Setelah pernikahan Sultan Iskandar Muda dengan Siti Ungu Selendang Bulan. Dari sini berkembang sebuah menjadi perkampungan sampai akhirnya terdapat sebuah kerajaan bernama Asahan diperintah oleh Sultan Raja Abdul Jalil I (1630) sampai seterusnya. Saat itu penguasa setempat adalah Raja Margolang, raja yang mengenakan gelang.
Tidak mengherankan jika di Tanjung Balai sekarang banyak orang Batak. Karena memang sudah dari awal bermukim, sedangkan Bangsa Melayu yang ada di Tanjung Balai berasal dari Semenanjung Malaka. Lebih spesifik silakan lihat literatur, tulisan ini bersifat pengantar saja.
Kiranya istilah Batak sengaja diciptakan oleh kompeni untuk mengadu domba dengan Melayu. Selain Melayu disebutnya Batak. Padahal menurut Daniel Perret, istilah Batak maupun Melayu bukanlah label etnik (indikator suatu masyarakat). Tetapi label budaya (civilized and uncivilized).

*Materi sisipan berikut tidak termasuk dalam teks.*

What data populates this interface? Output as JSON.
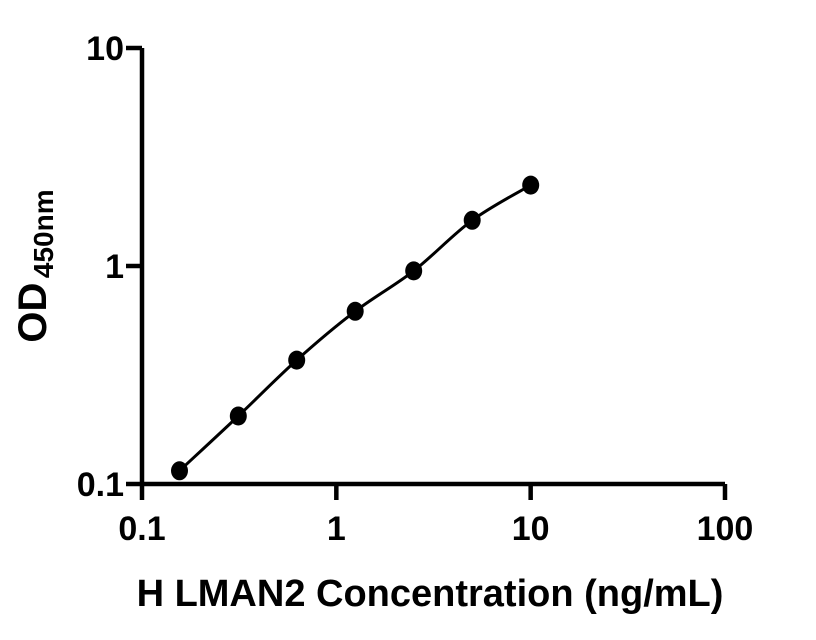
{
  "figure": {
    "background_color": "#ffffff",
    "ink_color": "#000000"
  },
  "chart_data": {
    "type": "scatter",
    "subtype": "line-with-markers",
    "title": "",
    "xlabel": "H LMAN2 Concentration (ng/mL)",
    "ylabel_base": "OD",
    "ylabel_sub": "450nm",
    "x_scale": "log10",
    "y_scale": "log10",
    "xlim": [
      0.1,
      100
    ],
    "ylim": [
      0.1,
      10
    ],
    "x_tick_values": [
      0.1,
      1,
      10,
      100
    ],
    "x_tick_labels": [
      "0.1",
      "1",
      "10",
      "100"
    ],
    "y_tick_values": [
      0.1,
      1,
      10
    ],
    "y_tick_labels": [
      "0.1",
      "1",
      "10"
    ],
    "grid": false,
    "legend": false,
    "marker": "filled-circle",
    "marker_color": "#000000",
    "line_color": "#000000",
    "points": [
      {
        "x": 0.156,
        "y": 0.115
      },
      {
        "x": 0.313,
        "y": 0.205
      },
      {
        "x": 0.625,
        "y": 0.37
      },
      {
        "x": 1.25,
        "y": 0.62
      },
      {
        "x": 2.5,
        "y": 0.95
      },
      {
        "x": 5,
        "y": 1.62
      },
      {
        "x": 10,
        "y": 2.35
      }
    ]
  }
}
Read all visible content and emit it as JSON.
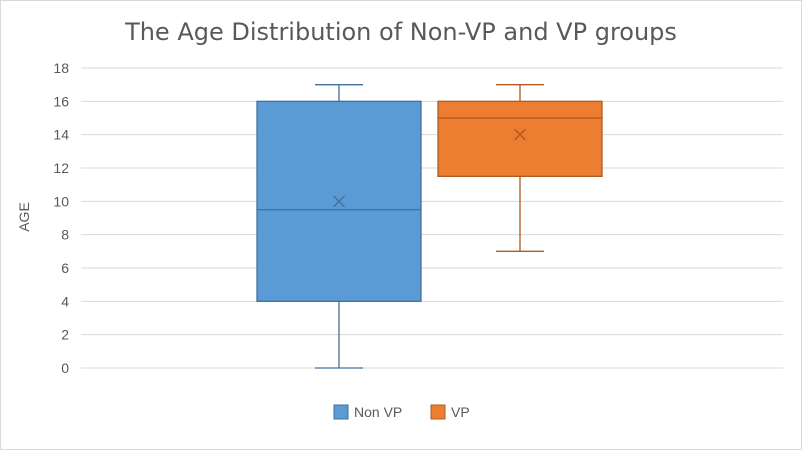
{
  "chart_data": {
    "type": "box",
    "title": "The Age Distribution of Non-VP and VP groups",
    "xlabel": "",
    "ylabel": "AGE",
    "ylim": [
      0,
      18
    ],
    "yticks": [
      0,
      2,
      4,
      6,
      8,
      10,
      12,
      14,
      16,
      18
    ],
    "grid": true,
    "legend_position": "bottom",
    "series": [
      {
        "name": "Non VP",
        "color": "#5b9bd5",
        "stroke": "#41719c",
        "min": 0,
        "q1": 4,
        "median": 9.5,
        "q3": 16,
        "max": 17,
        "mean": 10
      },
      {
        "name": "VP",
        "color": "#ed7d31",
        "stroke": "#ae5a21",
        "min": 7,
        "q1": 11.5,
        "median": 15,
        "q3": 16,
        "max": 17,
        "mean": 14
      }
    ]
  }
}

Uniknya lagi, di dalam masyarakat Tanjung Balai ada sebuah istilah “masuk Melayu” untuk menandakan anak yang disunat (khitan). Kemudian sebagian orang Tanjung Balai menyebut orang yang beragama Kristen sebagai orang Batak. Padahal ia juga orang Batak beragama Islam.
Jadi, di sinilah terbentuknya suatu kondisi Batak termelayukan atau Melayu terbatakkan (jika memang istilah ini dipandang tepat). Belum pernah ada konflik antar antara Melayu dan Batak, segalanya serasi. Bahkan orang Batak bisa menjadi lebih Melayu daripada orang Melayu sendiri.
Baca Selanjutnya: Profil Wak Uteh dan Group Musik Roncah Tanjung Balai
Mencari Melayu di Kota Seribu Sungai Tanjung Balai adalah sebentuk upaya untuk merengkuh identitas Melayu yang terbarukan melalui kekinian. Dapatkah kita temukan identitas Melayu Pesisir Tanjung Balai tanpa belajar sejarah?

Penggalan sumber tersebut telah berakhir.